A través de sus redes sociales, Alonso defendió que “la libertad de expresión es el corazón de la democracia” y que el debate público es su esencia. La legisladora consideró que, en lugar de combatir críticas, los funcionarios deben estar dispuestos a enfrentar el escrutinio de la opinión pública, manifestando que “los que elegimos ser protagonistas de la vida pública estamos sometidos a un escrutinio que incluye también la expresión de falsedades, mentiras y operaciones”.
Alonso también hizo hincapié en la importancia de no utilizar recursos públicos para imponer una "verdad oficial". Con un tono firme, advirtió que “jamás usar el aparato estatal para imponer la 'verdad oficial'” es fundamental para preservar la integridad de la democracia.
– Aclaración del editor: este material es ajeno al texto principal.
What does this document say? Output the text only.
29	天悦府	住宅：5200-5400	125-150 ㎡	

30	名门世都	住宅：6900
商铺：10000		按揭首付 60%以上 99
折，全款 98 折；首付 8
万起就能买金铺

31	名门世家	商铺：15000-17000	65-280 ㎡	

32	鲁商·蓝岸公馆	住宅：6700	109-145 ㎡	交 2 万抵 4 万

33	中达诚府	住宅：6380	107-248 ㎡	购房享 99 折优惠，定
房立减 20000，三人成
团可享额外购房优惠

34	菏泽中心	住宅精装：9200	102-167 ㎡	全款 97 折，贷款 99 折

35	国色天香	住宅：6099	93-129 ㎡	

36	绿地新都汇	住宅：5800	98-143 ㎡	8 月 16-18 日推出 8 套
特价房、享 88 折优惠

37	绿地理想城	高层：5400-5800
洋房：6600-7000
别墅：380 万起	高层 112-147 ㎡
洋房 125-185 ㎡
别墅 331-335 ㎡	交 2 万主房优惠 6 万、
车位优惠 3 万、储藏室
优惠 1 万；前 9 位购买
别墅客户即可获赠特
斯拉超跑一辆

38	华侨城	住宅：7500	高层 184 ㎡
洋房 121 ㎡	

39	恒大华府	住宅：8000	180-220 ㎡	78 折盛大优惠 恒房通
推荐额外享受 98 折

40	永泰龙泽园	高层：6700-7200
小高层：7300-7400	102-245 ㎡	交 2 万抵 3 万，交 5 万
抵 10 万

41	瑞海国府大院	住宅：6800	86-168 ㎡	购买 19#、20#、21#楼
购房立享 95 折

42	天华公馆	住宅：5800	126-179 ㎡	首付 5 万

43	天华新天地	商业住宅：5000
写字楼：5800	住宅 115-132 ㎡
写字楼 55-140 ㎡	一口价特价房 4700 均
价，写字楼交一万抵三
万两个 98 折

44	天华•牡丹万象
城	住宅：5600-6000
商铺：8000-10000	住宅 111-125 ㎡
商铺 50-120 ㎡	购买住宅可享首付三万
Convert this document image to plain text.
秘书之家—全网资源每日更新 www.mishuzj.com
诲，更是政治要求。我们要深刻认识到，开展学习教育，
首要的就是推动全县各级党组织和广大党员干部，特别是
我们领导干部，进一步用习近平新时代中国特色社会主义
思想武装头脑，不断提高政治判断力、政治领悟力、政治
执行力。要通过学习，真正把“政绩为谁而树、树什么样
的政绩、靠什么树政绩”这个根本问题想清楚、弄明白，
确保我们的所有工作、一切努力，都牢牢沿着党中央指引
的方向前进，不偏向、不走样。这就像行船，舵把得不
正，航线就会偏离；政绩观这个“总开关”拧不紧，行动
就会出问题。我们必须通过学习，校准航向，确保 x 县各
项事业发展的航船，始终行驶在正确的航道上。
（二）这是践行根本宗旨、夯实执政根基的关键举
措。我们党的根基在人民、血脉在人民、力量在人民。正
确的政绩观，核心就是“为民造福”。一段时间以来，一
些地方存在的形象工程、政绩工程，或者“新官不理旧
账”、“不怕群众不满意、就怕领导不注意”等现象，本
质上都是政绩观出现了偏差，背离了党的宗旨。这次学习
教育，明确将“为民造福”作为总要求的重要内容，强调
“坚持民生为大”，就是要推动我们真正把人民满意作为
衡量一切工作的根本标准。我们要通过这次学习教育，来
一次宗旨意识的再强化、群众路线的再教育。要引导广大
Según su perspectiva, este tipo de acciones puede llevar a un uso indebido de la administración pública en la esfera de la comunicación.
La libertad de expresión es el corazón de la democracia republicana. El debate público, su esencia. Si hay un aspecto en el que seguro no debe intervenir el Estado de ninguna manera es en “fabricar la verdad”. No hay excusas.
— Laura Alonso 🇦🇷 (@lauritalonso) February 5, 2026
Los que elegimos ser protagonistas de la vida… https://t.co/xbmXzJO41t
Finalmente, desestimó la relevancia de la nueva oficina de Milei, sugiriendo que “esperemos que esta 'oficina' se agote en un olvidable mensaje de X”. Este comentario resalta la preocupación por las implicaciones que puede tener la estrategia comunicacional del Gobierno en la relación con los medios de comunicación.
La disputa también pone de relieve las tensiones existentes entre el Ejecutivo y la prensa, donde la retórica del Gobierno ha cambiado significativamente bajo la presidencia de Milei. En este contexto, las críticas de Alonso se suman a un creciente debate sobre el lugar del periodismo en la democracia y el respeto a la diversidad de voces en el espacio público.
Con este enfrentamiento, **el Pro establece una clara postura en defensa de la libertad de prensa, planteando interrogantes sobre los límites que debe tener el Estado en el ámbito comunicacional **y sobre cómo estas decisiones impactan en la percepción pública y en la calidad del debate democrático en Argentina.